直帰率やコンバージョン率といった割算の指標が、データ量が少ないと高すぎたり低すぎたりと極端な値になってしまい、分析の邪魔になる問題に対処する方法についてのまとめ。

アプローチ1:加重する

1-A. 加重した結果で並び替えする

Google Analyticsの場合、割合の指標を並び替える際に、加重の計算を行うオプションを利用できます。


加重後の値は並び替えの基準として内部的に使われるだけで画面には表示されませんが、恣意的に改変された値は分析の用途としては意味をなさないので、良いUIだと思います。

ただし、アルゴリズムがわかりにくく、変更できない、というデメリットがあります。

特徴

  • 加重のアルゴリズムを変更できない
  • 加重後の値は表示されない

1-B. 加重した結果を別の指標とする

Adobe Analyticsの場合、昔は、列の合計値を使って計算指標を作るのが主流でした。

参考:https://blogs.adobe.com/digitalmarketing/uncategorized/advanced-content-analysis-weighted-bounce-rate/

計算式を確認・変更できるのは良いですが、このように単純な計算式だと全体的に値が変わってしまうので、分析の際は注意が必要です。

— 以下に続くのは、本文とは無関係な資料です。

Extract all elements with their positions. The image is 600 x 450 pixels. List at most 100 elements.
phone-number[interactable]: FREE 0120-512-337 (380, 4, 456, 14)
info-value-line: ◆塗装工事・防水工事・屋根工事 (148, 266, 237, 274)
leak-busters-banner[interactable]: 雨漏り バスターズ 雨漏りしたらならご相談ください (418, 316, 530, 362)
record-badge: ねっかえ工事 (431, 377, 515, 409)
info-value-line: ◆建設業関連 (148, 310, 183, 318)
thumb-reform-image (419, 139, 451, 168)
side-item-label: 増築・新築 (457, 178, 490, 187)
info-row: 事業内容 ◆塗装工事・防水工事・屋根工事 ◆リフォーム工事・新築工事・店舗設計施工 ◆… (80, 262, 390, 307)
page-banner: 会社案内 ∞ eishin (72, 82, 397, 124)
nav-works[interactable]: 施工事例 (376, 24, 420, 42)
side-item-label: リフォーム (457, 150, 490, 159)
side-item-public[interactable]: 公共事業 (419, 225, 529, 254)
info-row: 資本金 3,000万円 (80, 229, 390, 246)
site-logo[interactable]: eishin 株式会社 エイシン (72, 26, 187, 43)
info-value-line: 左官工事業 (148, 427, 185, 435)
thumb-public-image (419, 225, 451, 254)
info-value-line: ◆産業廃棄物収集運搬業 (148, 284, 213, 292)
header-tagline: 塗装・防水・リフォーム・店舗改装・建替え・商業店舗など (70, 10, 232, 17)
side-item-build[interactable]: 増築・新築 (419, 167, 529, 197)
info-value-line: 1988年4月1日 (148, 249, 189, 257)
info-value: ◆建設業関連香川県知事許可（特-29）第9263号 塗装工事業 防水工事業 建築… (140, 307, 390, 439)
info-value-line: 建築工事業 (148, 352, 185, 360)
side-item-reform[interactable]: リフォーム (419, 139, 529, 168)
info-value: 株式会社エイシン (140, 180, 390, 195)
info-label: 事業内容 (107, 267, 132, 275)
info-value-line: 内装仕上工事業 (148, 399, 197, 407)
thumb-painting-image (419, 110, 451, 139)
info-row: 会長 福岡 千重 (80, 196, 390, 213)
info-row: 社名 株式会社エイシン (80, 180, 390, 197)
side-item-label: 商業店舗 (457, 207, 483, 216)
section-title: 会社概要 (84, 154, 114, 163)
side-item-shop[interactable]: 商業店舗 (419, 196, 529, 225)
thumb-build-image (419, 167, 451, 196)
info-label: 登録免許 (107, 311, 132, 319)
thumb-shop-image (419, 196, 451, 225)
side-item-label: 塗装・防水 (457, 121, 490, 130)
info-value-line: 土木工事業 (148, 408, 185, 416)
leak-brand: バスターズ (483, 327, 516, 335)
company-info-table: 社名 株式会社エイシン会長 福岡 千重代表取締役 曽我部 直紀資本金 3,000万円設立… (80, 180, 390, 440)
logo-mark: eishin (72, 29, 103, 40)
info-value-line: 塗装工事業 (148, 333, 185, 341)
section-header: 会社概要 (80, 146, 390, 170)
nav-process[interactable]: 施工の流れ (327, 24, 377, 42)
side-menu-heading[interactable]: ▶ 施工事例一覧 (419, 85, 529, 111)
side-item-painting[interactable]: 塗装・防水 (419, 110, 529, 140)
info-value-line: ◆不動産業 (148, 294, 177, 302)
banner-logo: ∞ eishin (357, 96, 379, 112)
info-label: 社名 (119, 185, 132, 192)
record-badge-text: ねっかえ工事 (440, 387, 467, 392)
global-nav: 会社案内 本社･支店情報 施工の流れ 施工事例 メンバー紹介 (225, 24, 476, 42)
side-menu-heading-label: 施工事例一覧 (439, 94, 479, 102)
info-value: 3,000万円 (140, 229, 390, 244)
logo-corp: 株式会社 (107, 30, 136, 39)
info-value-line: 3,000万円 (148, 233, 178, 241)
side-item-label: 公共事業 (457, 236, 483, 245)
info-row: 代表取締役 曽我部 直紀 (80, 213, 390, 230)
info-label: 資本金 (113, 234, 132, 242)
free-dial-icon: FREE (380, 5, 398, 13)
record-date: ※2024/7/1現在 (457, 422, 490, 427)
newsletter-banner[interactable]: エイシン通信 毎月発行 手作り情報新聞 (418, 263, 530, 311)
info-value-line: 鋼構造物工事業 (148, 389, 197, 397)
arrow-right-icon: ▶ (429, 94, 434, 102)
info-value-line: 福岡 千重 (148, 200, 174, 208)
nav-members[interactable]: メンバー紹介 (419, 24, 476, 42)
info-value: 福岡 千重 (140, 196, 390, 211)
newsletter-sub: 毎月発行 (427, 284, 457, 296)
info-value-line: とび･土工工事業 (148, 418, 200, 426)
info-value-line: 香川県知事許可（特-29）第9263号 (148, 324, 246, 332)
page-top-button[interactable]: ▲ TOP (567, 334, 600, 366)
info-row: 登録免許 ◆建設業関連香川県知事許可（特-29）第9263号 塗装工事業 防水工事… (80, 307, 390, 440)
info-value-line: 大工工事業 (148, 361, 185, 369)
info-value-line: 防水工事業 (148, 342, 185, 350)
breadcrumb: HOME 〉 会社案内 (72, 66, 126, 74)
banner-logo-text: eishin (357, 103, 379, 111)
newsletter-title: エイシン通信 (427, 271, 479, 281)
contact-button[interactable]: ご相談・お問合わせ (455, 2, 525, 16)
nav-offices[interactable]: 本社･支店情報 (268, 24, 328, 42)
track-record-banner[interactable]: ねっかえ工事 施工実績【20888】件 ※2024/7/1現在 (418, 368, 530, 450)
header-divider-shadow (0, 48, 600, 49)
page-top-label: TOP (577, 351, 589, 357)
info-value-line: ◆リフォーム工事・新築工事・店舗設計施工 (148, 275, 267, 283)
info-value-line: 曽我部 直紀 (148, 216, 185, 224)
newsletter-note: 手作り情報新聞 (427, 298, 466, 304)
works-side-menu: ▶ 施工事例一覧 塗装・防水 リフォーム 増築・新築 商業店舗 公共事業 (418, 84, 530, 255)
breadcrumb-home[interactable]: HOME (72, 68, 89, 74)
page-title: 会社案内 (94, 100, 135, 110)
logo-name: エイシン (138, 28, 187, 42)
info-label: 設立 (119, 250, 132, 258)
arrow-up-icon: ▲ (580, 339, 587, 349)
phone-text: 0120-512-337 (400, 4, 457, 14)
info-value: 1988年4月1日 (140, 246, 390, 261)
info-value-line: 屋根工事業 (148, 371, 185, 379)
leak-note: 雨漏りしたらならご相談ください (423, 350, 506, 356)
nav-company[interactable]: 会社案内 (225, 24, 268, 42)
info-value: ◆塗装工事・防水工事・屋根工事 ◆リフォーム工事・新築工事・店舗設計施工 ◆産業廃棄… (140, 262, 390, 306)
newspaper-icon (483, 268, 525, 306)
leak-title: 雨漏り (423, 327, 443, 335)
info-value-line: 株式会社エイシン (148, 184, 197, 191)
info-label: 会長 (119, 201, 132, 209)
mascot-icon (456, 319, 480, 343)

無意味な「100%」はゼロになりましたが、2行目の「88.66%」も「6.9%」になってしまいました。これは直帰率とは言えないので、取扱注意です。

特徴

  • 加重のアルゴリズムを変更できる
  • 加重された値を並び替え以外の用途(分析)で使う際は注意が必要

アプローチ2:足切りする

問題なのは値がブレた一部のデータだけなので、全体的に加重するのではなく、無意味な値を消し込んで無効にする、というアプローチです。

2-A. 絶対値で足切りする

「訪問が10以下」など、特定の指標が一定の値に満たない場合の値をゼロに変更します。

特徴

  • 無意味なデータのみ消し込むことができ、分析のミスが減る
  • データの分布が変わった場合に下限値の変更が必要

2-B. 割合で足切りする

Adobe Analyticsの計算指標で使える関数が増えたので、パーセンタイルで相対的に下限を設定できるようになりました。値の分布が時期によって変動する場合に便利です。多くの場合は、この方法がベストでしょう。

計算指標の作り方

  1. 関数の「IF(次の場合:)」をドロップ
  2. 関数の「GREATER THAN(次の値を越える)」をドロップ
  3. 「metric_X(指標1)」に、訪問回数やページビュー数など、絞り込む基準とする指標をドロップ
  4. 「metric_Y(指標2)」に「パーセンタイル」をドロップ
  5. パーセンタイルに3と同じ指標をドロップし、kには上書く範囲の割合(下から5%の範囲なら5)を「静的な数値」として指定
  6. IFが真の場合の値として直帰率やCVRなど元の指標を指定
  7. IFが偽の場合の値として静的な数値「0」を指定

特徴

  • 無意味なデータのみ消し込むことができ、分析のミスが減る

参考:http://analyticsdemystified.com/adobe-analytics/creating-weighted-metrics-using-percentile-function/

計算指標の関数は他にも色々あります。ヘルプがわかりにくいので、試しながら挙動を理解すると良いでしょう。